International Aroid Society
  The Late James R. Symon, MD
  Born 7 May 1944, Died 21 October 1995

by Mary Sizemore

This memorial is adapted from Aroideana, Volume 19, 1996.

It is with a mixture of regret and satisfaction that the International Aroid Society dedicates Volume 19 of Aroideana, devoted to the genus Amorphophallus, to the memory of James R. Symon, MD. With the death of Dr. Symon on October 21, 1995, the Society lost an untiring champion of this genus and supporter of the Society. Although the man and his dedication will be sorely missed, this issue is a fitting tribute to his efforts.

Jim came by his love of plants naturally and early in his life. His father, a trained botanist, took Jim at an early age to the Garfield Park Conservatory in Chicago, the city where Jim grew up. His mother and father both enjoyed growing their favorite plants, and among them was Amorphophallus konjac. Although Jim chose medicine as a career, plants were never far from his thoughts. He began his professional life as a practicing oncologist after graduating from the University of Illinois Medical School, and he began his serious interest in plants at the same time with an enthusiasm for the genus Iris. After several years he recertified in emergency medicine in order to have more free time in his work schedule for what had become his driving passion, the study of the genus Amorphophallus, particularly Amorphophallus titanum.

Thus Jim began a quest that would animate the last few years of his life. His adventures began with a desire to see Amorphophallus titanum in situ. His interest quickly expanded to include all members of this genus, and he made numerous trips to Asia to study them, particularly to Thailand and to Indonesia. He eventually became so expert with the fieldwork in this region that he was asked in 1993 by Sir David Attenborough, who was filming "The Private Life of Plants", to organize his expedition to Sumatra. The result was that segment of this series that featured Amorphophallus titanum, and the gratitude of Attenborough, who acknowledged Jim in his companion book for his exceptional contribution to the project.

My first meeting with Jim occurred at the airport in Singapore as we prepared to depart for Sumatra on the first of several field trips that we would take together. He arrived in a frenzy of energy, and the pace never slackened for the duration of the trip. To travel with him was to be infected with his enthusiasm for Amorphophallus and life in general, not to mention his sense of adventure. At one point we were even "detained" by the police as suspected thieves, having mistakenly loaded the bags of another traveler along with ours as we left our hotel. All of this just added to the excitement of the journey, as did floods, blocked highways, and the ever present mechanical mishaps. By the end of the trip we had succeeded in our mission one of Jim's years long dreams of rediscovering Amorphophallus hirsutus, one of the most elusive members of the genus in situ in Western Sumatra.

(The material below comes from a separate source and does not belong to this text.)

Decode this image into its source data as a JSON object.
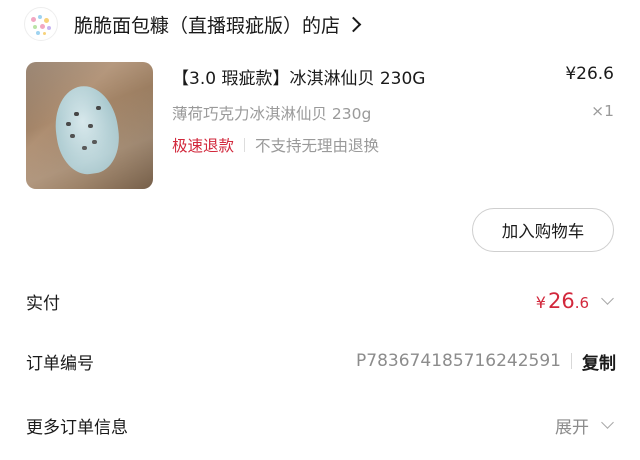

As we traveled, Jim was hungry for any scrap of knowledge about these plants. He delighted in talking to the local people, finding out what the regional names for the species were and what they might use the plants for. At the same time he felt that it was his responsibility to impress upon them the unique nature of Amorphophallus and how they should value this very special botanical treasure that they possessed.

When we next met it was to explore the jungles of Western Java to document the ecology of Amorphophallus decus-silvae, another giant of this genus. Even though Jim's health was failing significantly by this time, several months before his death, he let nothing compromise his dedication to the work that needed to be done. As he would often say during our times in the field, "What we do for phalloids!"

Some of the tales of Jim's earlier adventures, when he began his fascination with Amorphophallus, are related in Volume 17 of Aroideana. Others will be remembered by his friends who had the good fortune to be entertained by his stories. Sadly, Jim died before he could finish his written narrative, just as he never had a chance to finish his investigations of Amorphophallus or to disseminate his knowledge about it. Hopefully this volume will serve to further the ends that he was so committed to until the last days of his life.

Jim Symon with Amorphophallus decus-silvae. Jim Symon collecting Amorphophallus. Jim Symon with David Attenburough, Wilbert Hetterschied and friends.